Another argues that less contrast would make the image more accessible and accent the underlying hope that gravity in all of its earthly forms will continue. A third member of the group, still in flannel pajamas insists that it's Edward Steichen all over again, and then hesitates and looks at the collage of faces on his computer screen to make sure they all get his historical reference. A fight about the nature of contrast versus meaning ensues and the Zoom conference fades away. 
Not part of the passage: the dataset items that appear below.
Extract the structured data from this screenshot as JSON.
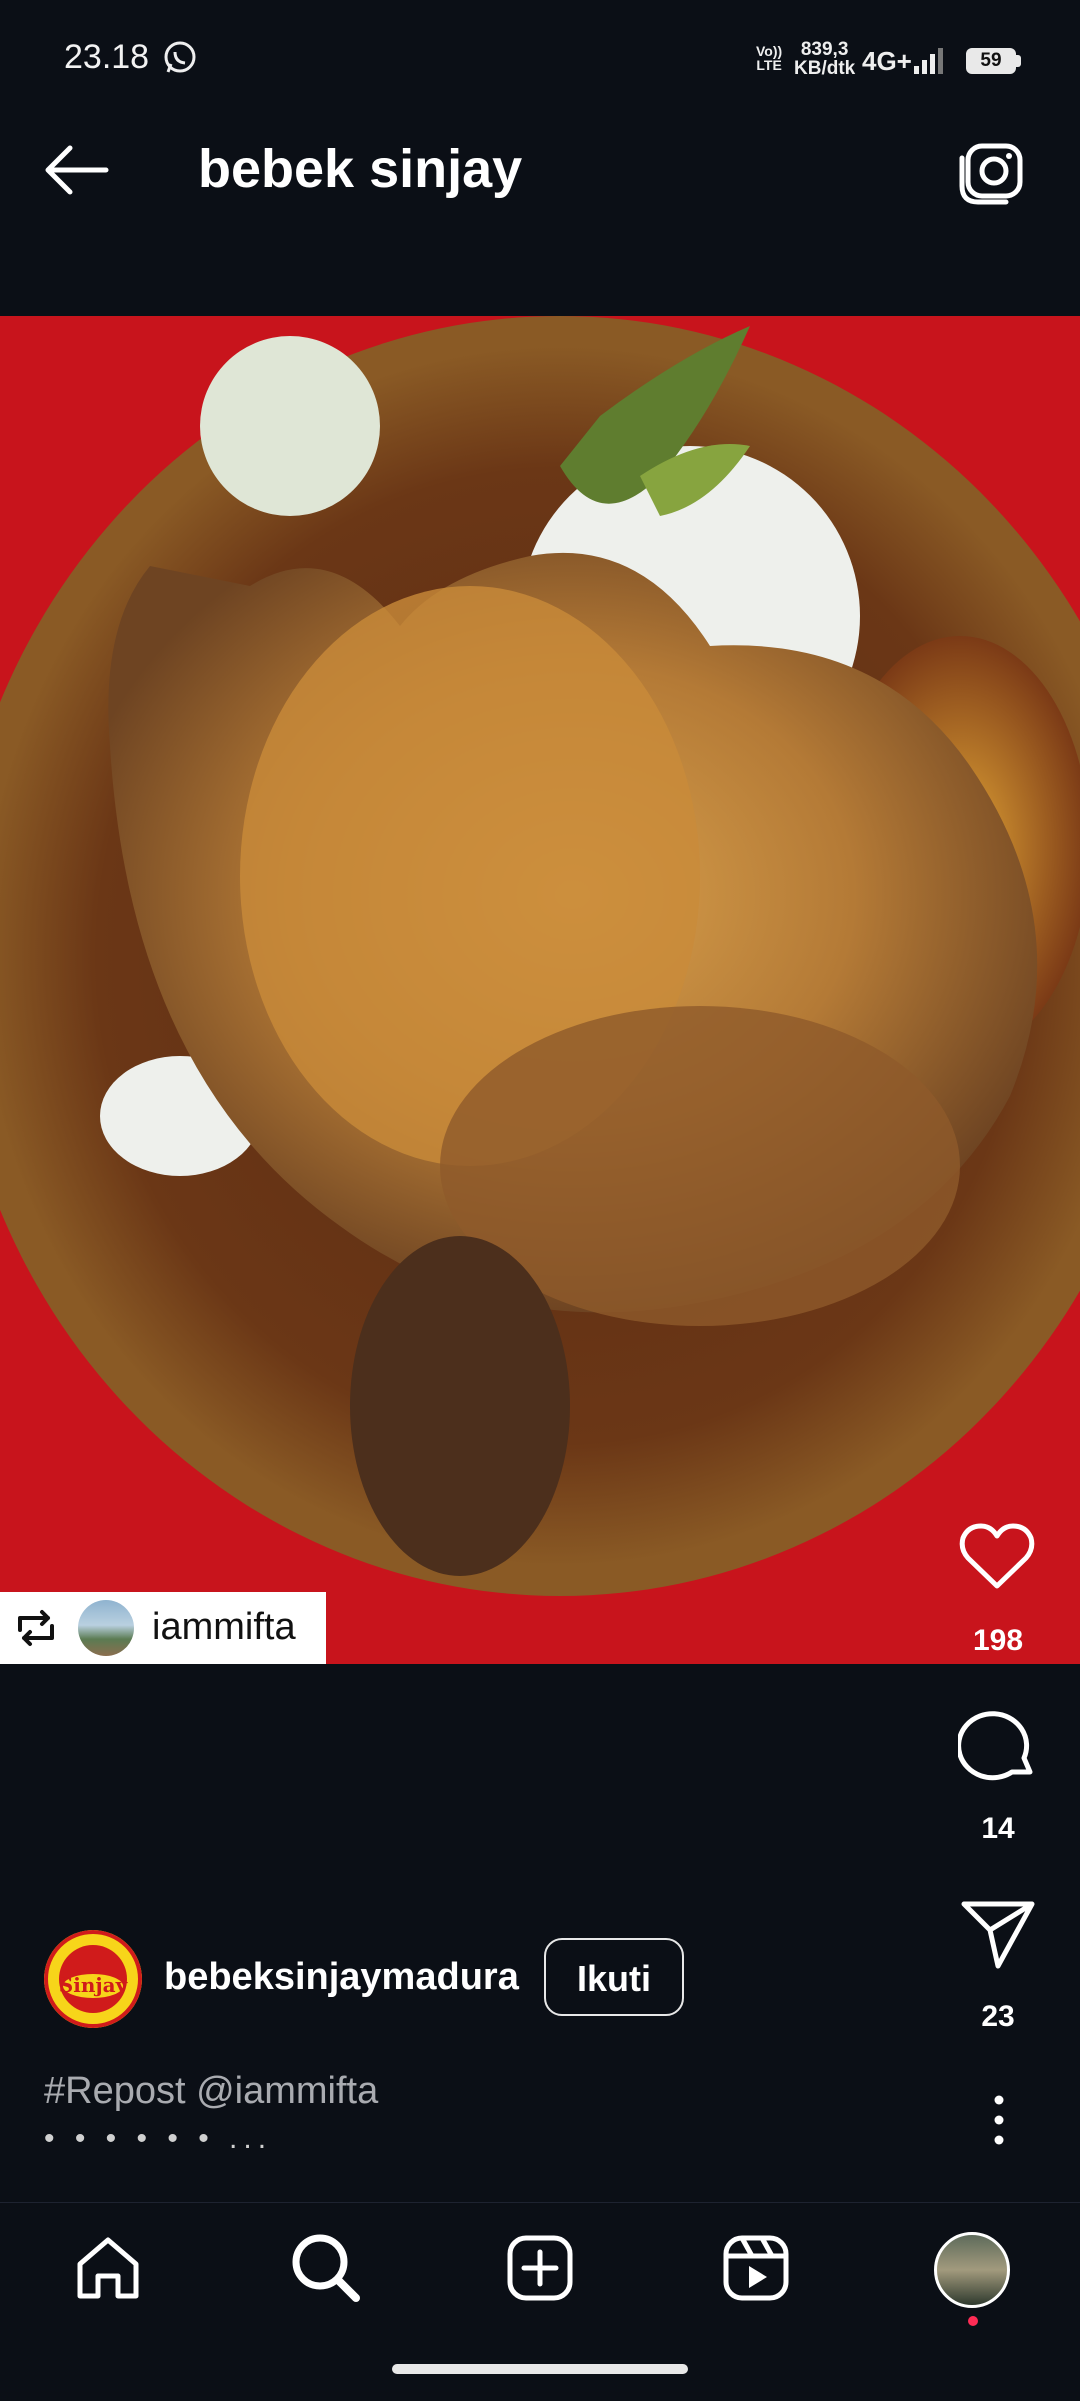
{
  "status_bar": {
    "time": "23.18",
    "volte_top": "Vo))",
    "volte_bottom": "LTE",
    "speed_value": "839,3",
    "speed_unit": "KB/dtk",
    "network": "4G+",
    "battery": "59"
  },
  "header": {
    "title": "bebek sinjay"
  },
  "post": {
    "repost_username": "iammifta",
    "likes": "198",
    "comments": "14",
    "shares": "23",
    "author": "bebeksinjaymadura",
    "follow_label": "Ikuti",
    "caption": "#Repost @iammifta",
    "caption_more": "• • • • • • ..."
  },
  "colors": {
    "background": "#0b0f16",
    "photo_backdrop": "#c8141c",
    "notification_dot": "#ff2c55"
  }
}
Five hundred years later the print made by the artist is resurrected by a group of enlightened psychiatrists who decide that this image and all of its baggage are the perfect representation of sociopathic narcissism which ran rampant in wealthy countries in the 21st century. They place the image next to several by William Eggleston and close out the Wiki page on aberrant thoughts about art from five centuries earlier. This leads one of the psychiatrists to muse: "People of that period sure loved a bogus rationale for self-indulgently wasting their time... didn't they?"



Wednesday, July 10, 2024

Taking this blog offline on Friday (July 12th). Limiting reader's access to one administrator only. Before you write me offline and ask to be an administrator the answer is NO. I'm the only admin. No exceptions. It will be set up this way so I can access all the old stuff and archive it. Which will take time. After It's archived all the content will be offline.

 It's been a fun ride. Most people are nice. I've poured a ton of time into the Visual Science Lab blog (6,000 posts and 92,000,000 "reads") and "met" a lot of really bright and interesting people.  I am effectively retiring from blogging. And from moderating comments.